Ditto with stem-cell treatment that delays aging. I think I need it, too, if only so I can write better. The cost is painfully prohibitive but as Dr. Ricardo Quintos of the Philippine General Hospital told me, it can be made much, much cheaper if some of the ingredients used in the therapy were made here. He knows whereof he speaks. He did stem cell research in the United States and helped create the drugs used in stem cell treatment.
I was asked to inspire the doctors with my opening talk so they will be firmer in their desire to bring beauty to a country blighted by so much ugliness. I doubt very much that I did. I am sure that the doctors, like many possessed with social purpose, had helped a lot of people regain self confidence with the youthful looks they gave. But as all of us know, beauty does not go beyond the epidermis—that time easily corrodes it.
I remember telling the late Eddie Romero that the loveliest Filipina I ever saw in the early fifties was Susan Magalona—such a gorgeous creature even without the slightest trace of cosmetics on that perfect face. And her gracious manner, the sparkle in her eyes! Way back in the ‘90s Eddie told me she was around, I would like to see her again, but he cautioned me, time had done its nefarious work, I just had to covet and remember the image of what she was.
Beauty, it has been said, is in the eye of the beholder; aesthetics is conditioned by the viewer’s personal perception. Body and facial décor is nothing new—it was practiced in antiquity by the Egyptians, the Greeks and Romans. Today, the natives of Papua New Guinea still adorn themselves with feathers, facial and body paint. The women of a tribe in Burma put successive rings around their necks to extend them. And the women in another tribe in Africa attach wooden discs under the lower lip to enlarge it.
I reminded the doctors how medical science had made a quantum leap in the last 50 years. The miracle drugs in those days were the sulfas, and penicillin had just come out. The technology, too: ultrasound, nuclear medicine, organ transplant. The life span of everyone has almost doubled in the last hundred years, thanks to these advancements.
For them who delay aging, who infuse decrepit bodies with youth and beauty—they must rejoice in the fullness of their deeds.

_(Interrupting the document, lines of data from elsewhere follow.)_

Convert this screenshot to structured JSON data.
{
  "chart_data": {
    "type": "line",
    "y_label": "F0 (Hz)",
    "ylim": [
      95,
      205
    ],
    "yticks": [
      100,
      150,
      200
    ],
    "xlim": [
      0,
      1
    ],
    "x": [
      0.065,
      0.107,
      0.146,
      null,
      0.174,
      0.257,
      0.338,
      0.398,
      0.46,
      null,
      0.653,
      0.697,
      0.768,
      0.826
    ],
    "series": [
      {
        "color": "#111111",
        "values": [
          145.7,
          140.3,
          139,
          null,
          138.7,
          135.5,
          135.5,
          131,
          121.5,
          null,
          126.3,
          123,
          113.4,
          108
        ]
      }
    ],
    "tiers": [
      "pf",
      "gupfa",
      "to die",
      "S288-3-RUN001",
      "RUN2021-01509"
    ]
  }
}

Imagine the joy of a child with a harelip when he regains a normal face! What these skillful plastic surgeons do is assuage vanity but vanity also implies an indelible sense of self respect.
Youth, beauty—they are for all seasons—but in this, our ugly, hypocritical time, we need truth which is justice in action, too. And freedom, most of all, which only truth can bring. Truth and justice—in a society ravaged by poverty and the blatant hypocrisies of our leaders—are not inchoate abstractions, cosmetic frills. They are the greatest of our need today.
And for those of us approaching middle age or in their twilight when the skin loses its tightness and eyebags form, how may we regain our youth which, to quote George Bernard Shaw again, is wasted on the young? How may we become truly young and beautiful inside? How do we learn to live with age and infirmity and give meaning to our lives? Since all of us must go, how do we learn how to die on our feet?